Gadamer (VM): compreensão da existência

Com isso repetem-se no fundo as aporias da consciência estética que apresentamos acima. Pois é justamente a continuidade que tem de produzir toda compreensão do tempo, mesmo quando se trata da temporalidade da obra de arte. É aqui que o mal-entendido que se deu com a exposição ontológica do horizonte do tempo de Heidegger se vinga. Em vez de reter o sentido metodológico da análise existencial da pre-sença, procura-se tratar essa temporalidade existencial e histórica da pre-sença, determinada pela cura, pelo preceder a morte, isto é, pela finitude radical, como uma entre outras possibilidades de compreensão da existência, esquecendo além do mais que o que se revela aqui como temporalidade é o próprio modo de ser da compreensão. Querer distinguir a verdadeira temporalidade da obra de arte, como “tempo sagrado”, do tempo decadente e histórico, não passa, na verdade, de um mero reflexo da experiência humano-finita da arte. Somente uma teologia bíblica do tempo, cujo saber não procede do ponto de vista da autocompreensão humana mas da revelação divina, poderia falar de um “tempo sagrado” e legitimar teologicamente a analogia entre a a-temporalidade da obra de arte e esse “tempo sagrado”. Sem essa legitimação teológica, o discurso sobre o “tempo sagrado” encobre o verdadeiro problema que reside não no fato de a obra de arte poder subtrair-se ao tempo mas na sua temporalidade. VERDADE E MÉTODO PRIMEIRA PARTE 2.

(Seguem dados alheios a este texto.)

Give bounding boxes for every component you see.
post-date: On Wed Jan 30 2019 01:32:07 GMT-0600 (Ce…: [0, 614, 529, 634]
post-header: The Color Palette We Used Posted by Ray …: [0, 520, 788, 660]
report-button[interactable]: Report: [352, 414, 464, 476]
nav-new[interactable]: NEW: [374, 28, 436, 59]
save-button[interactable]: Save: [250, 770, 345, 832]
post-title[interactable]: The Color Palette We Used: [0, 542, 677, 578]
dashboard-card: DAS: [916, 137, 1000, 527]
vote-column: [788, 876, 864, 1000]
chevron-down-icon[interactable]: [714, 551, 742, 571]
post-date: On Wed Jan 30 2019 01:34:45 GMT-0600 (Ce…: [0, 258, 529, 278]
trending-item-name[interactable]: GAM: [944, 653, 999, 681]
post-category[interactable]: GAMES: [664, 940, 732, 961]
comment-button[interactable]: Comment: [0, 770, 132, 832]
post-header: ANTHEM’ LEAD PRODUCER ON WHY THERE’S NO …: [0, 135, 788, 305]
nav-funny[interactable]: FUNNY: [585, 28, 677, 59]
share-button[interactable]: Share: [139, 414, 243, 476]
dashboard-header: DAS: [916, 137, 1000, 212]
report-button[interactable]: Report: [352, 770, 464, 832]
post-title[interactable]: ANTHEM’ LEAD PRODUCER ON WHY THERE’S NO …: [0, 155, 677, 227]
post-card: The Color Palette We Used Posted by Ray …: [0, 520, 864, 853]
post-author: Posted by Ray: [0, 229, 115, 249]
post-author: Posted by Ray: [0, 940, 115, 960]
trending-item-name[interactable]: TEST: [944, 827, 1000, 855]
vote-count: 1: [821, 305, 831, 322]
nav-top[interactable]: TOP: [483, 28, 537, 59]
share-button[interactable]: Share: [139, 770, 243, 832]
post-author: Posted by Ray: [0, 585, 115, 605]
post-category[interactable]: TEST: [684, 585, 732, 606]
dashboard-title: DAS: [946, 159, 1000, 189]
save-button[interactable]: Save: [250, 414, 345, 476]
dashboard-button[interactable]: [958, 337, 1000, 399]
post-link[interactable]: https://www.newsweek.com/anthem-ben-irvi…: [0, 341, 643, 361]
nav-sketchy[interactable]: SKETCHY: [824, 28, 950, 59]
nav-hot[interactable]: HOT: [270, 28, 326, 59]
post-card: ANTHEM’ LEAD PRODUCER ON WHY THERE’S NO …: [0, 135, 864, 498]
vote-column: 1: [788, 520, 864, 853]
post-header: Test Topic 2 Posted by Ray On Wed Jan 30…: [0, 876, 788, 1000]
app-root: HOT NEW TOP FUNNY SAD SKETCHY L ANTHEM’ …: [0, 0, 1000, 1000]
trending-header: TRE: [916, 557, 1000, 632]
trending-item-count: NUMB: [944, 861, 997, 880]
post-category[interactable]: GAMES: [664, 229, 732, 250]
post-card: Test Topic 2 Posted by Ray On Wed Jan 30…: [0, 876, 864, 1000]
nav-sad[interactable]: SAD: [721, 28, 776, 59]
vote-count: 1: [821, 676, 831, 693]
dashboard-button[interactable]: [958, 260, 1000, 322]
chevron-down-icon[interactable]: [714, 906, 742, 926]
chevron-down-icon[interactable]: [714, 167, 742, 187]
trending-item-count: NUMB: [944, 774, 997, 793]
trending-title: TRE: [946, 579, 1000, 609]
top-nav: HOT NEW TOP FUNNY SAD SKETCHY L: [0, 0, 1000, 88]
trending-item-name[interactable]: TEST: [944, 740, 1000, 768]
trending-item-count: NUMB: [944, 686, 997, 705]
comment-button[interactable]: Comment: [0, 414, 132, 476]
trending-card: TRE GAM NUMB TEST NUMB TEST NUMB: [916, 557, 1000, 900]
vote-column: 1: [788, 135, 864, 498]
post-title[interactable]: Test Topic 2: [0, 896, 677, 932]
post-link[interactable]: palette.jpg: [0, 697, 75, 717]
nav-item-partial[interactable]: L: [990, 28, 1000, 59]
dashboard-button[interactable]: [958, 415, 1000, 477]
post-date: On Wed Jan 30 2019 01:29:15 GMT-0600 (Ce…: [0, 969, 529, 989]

Quando comecei a elaborar uma hermenêutica filosófica, sua própria pré-história exigia que se tomasse as ciências “da compreensão” como ponto de partida. Mas acrescia-se a elas um complemento que até o momento não foi levado em conta. Refiro-me à experiência da arte. Isso porque ambas, a arte e as ciências históricas, são modos de experiência que implicam diretamente nossa própria compreensão da existência. A ajuda conceitual para a problemática da “compreensão”, formulada em sua amplitude correta, foi tomada da elaboração heideggeriana da estrutura existencial da compreensão, que ele chamou primeiramente de “hermenêutica da facticidade”, a auto-interpretação do fáctico, quer dizer, da existência humana real. Meu ponto de partida foi, então, a crítica ao idealismo e a suas tradições românticas. Vi claramente que as formas de consciência que havíamos herdado e adquirido, a consciência estética e a consciência histórica, eram figuras alienadas de nosso verdadeiro ser histórico e que as experiências originárias transmitidas pela arte e pela história não podiam ser compreendidas partindo-se daí. A distância tranquila que a consciência burguesa gozava de sua cultura ignorava o fato de que todos estamos implicados na situação e nela estamos em jogo. Por isso, a partir do conceito de jogo, busquei superar as ilusões da autoconsciência e os preconceitos do idealismo da consciência. O jogo nunca é um mero objeto, mas existe para aquele que participa dele, mesmo que seja ao modo de espectador. A inadequação dos conceitos de sujeito e objeto, já assinalada por Heidegger na exposição da pergunta pelo ser, formulada em Ser e tempo, poderia ser mostrada aqui de maneira concreta. O que mais tarde levou à “guinada” do pensamento em Heidegger, eu próprio procurei descrever como uma experiência-limite de nossa autocompreensão, como a consciência da história dos efeitos, que é mais ser do que consciência. O que assim formulei não era uma tarefa para a práxis (496) metodológica da arte e da ciência histórica nem tampouco se referia em primeira mão à consciência de método dessas ciências. Referia-se exclusivamente e em primeiro lugar à ideia filosófica da prestação de contas, da explicação. Até que ponto o método é uma garantia de verdade? A filosofia deve exigir da ciência e do método que reconheçam sua parcialidade no conjunto da existência humana e de sua racionalidade. VERDADE E MÉTODO II ANEXOS 30.